Kemampuan Acartia untuk menseleksi alga makanan yang beracun dan tak beracun menarik perhatian banyak peneliti. Peranan mesozooplankton grazer (pemakan) dalam perkembangan ledakan populasi alga satu-spesies telah sering diteliti dalam kerangka di mana grazer, yang bergantung pada kemampuannya untuk mengenali, menseleksi spesies beracun dan menaikkan tekanan grazing pada spesies tak-beracun. Barreiro (2006) menyajikan beberapa skenario ekologi di mana grazer bisa menseleksi berbagai galur (beracun dan tak beracun) dari spesies yang sama, yang hidup bersama-sama dengan kepadatan yang sama di lingkungan alami sebelum ledakan populasi dimulai. Acartia clausi diberi makan makanan tunggal dan campuran dari 2 galur dinoflagelata Alexandrium minutum, penghasil racun “paralytic shellfish poisoning” (PSP; keracunan kerang yang bersifat melumpuhkan).
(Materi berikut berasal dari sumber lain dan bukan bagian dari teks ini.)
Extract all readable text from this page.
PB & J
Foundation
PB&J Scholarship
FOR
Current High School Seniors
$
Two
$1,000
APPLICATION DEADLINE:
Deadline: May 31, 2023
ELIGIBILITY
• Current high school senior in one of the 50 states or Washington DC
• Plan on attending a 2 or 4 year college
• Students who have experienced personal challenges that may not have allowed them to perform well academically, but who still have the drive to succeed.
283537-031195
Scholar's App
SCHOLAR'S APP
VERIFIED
Satu galur menghasilkan racun PSP dalam jumlah besar dan yang lainya sedikit. Barreiro mengamati strategi makan dan memperkirakan respon kopepoda berdasarkan pada kemampuannya menseleksi makanan. Hasinya menunjukkan bahwa kopepoda memakan secara selektif galur-galur A. minutum. Disimpulkan bahwa kopepoda tidak menolak secara efektif galur beracun. Jadi, tekanan pemangsaan oleh grazer tampaknya bukan merupakan mekanisme penting yang mendorong dominasi galur beracun atas galur tak beracun sebelum terjadinya ledakan populasi.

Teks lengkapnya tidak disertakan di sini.